Le père de la loi sur le salaire minimum dont les enjeux économiques et sociaux sont énormes, dit craindre un dernier obstacle. L'exécutif ne serait pas enclin à une subite augmentation du salaire minimum dans un pays rongé par le chômage et la pauvreté. « La balle est dans le camp du président René Préval qui doit promulguer cette loi s'il n'a pas d'objection », a souligné le député de Pétion-Ville (1).

Avec 200 gourdes pour une journée de travail de huit heures, le salaire des ouvriers haïtiens va se rapprocher à peine de celui des ouvriers de la Guadeloupe qui gagnent environ six dollars américains par heure (1).

L'ADIH, le 13 mai 2009 a fait savoir, au cours d'une conférence de presse, que cinquante pour cent (50%) des 25 000 emplois existant actuellement dans le secteur des exportations de produits d'assemblage, en particulier du textile, seraient supprimés en Haïti si l'Exécutif promulgait la loi établissant le salaire minimum à 200 gourdes dans les termes que le Parlement l'a votée (2).

Le secteur du textile ne serait pas le seul à être paralysé par cette loi.
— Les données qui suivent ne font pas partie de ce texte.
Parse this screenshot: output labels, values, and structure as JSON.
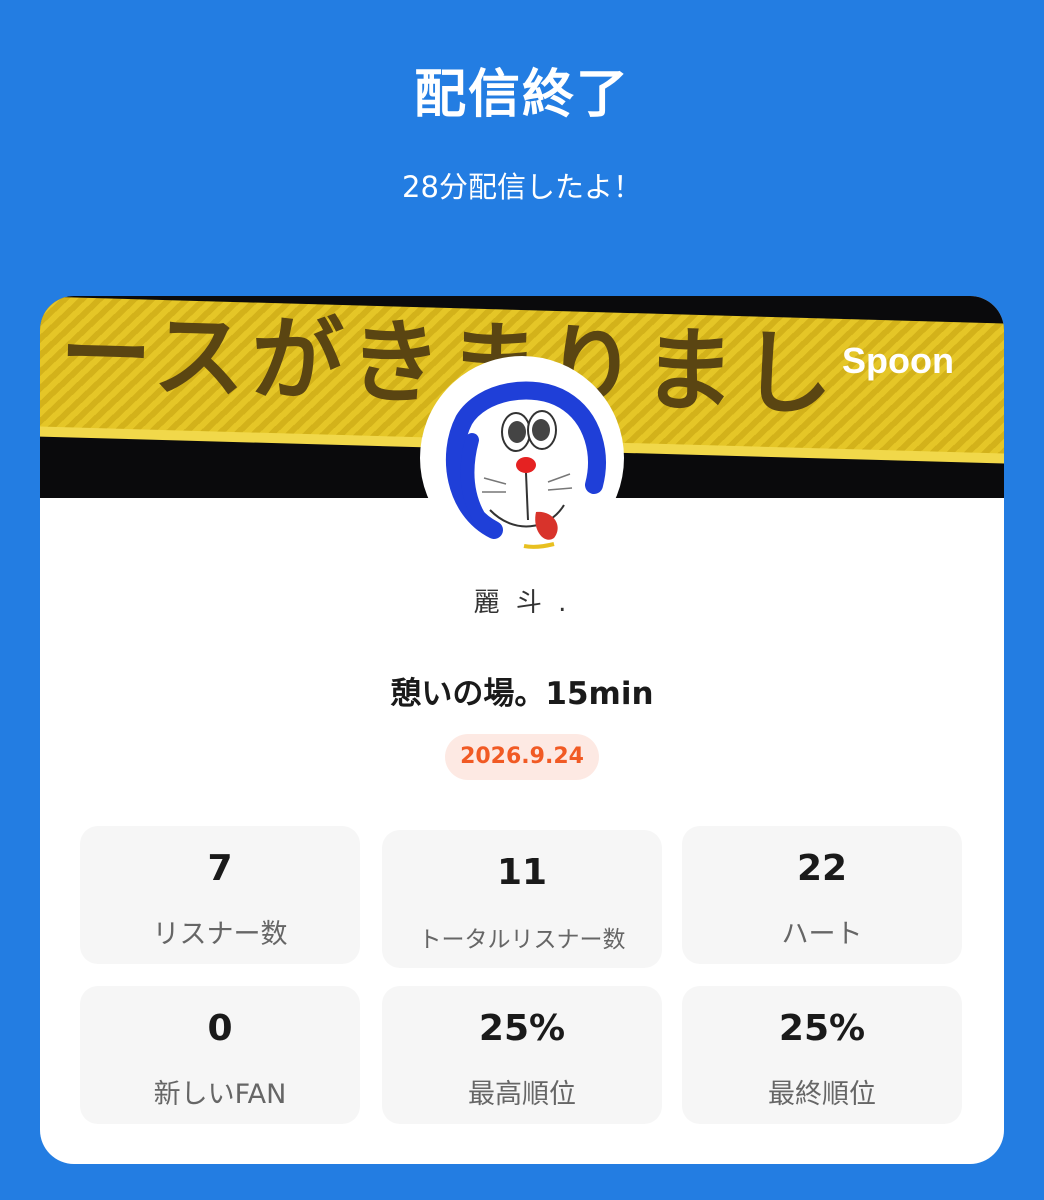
{
  "header": {
    "title": "配信終了",
    "subtitle": "28分配信したよ！"
  },
  "card": {
    "brand": "Spoon",
    "banner_text": "ースがきまりまし",
    "nickname": "麗 斗 .",
    "live_title": "憩いの場。15min",
    "date": "2026.9.24"
  },
  "stats": [
    {
      "value": "7",
      "label": "リスナー数"
    },
    {
      "value": "11",
      "label": "トータルリスナー数"
    },
    {
      "value": "22",
      "label": "ハート"
    },
    {
      "value": "0",
      "label": "新しいFAN"
    },
    {
      "value": "25%",
      "label": "最高順位"
    },
    {
      "value": "25%",
      "label": "最終順位"
    }
  ],
  "colors": {
    "background": "#237de2",
    "date_badge_text": "#f15a24",
    "date_badge_bg": "#fde9e3"
  },
  "icons": [
    "avatar-character-image",
    "banner-image"
  ]
}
Les membres de l'ADIH indiquent que d'autres secteurs industriels et de services du marché local connaîtraient également le même sort que celui du textile (2).

Un mois plus tard, l'ADIH se dit favorable à un salaire minimum de 125 gourdes par jour par ouvrier (3).

Pour M. Andy Apaid, selon le député Parick Joseph (Lespwa), même un salaire minimum fixé à 150 gourdes serait catastrophique pour les entrepreneurs du secteur du textile (3).

Les hommes d'affaires disent qu'ils seraient dans l'incapacité la plus totale de respecter un salaire minimum fixé à 200 gourdes (3).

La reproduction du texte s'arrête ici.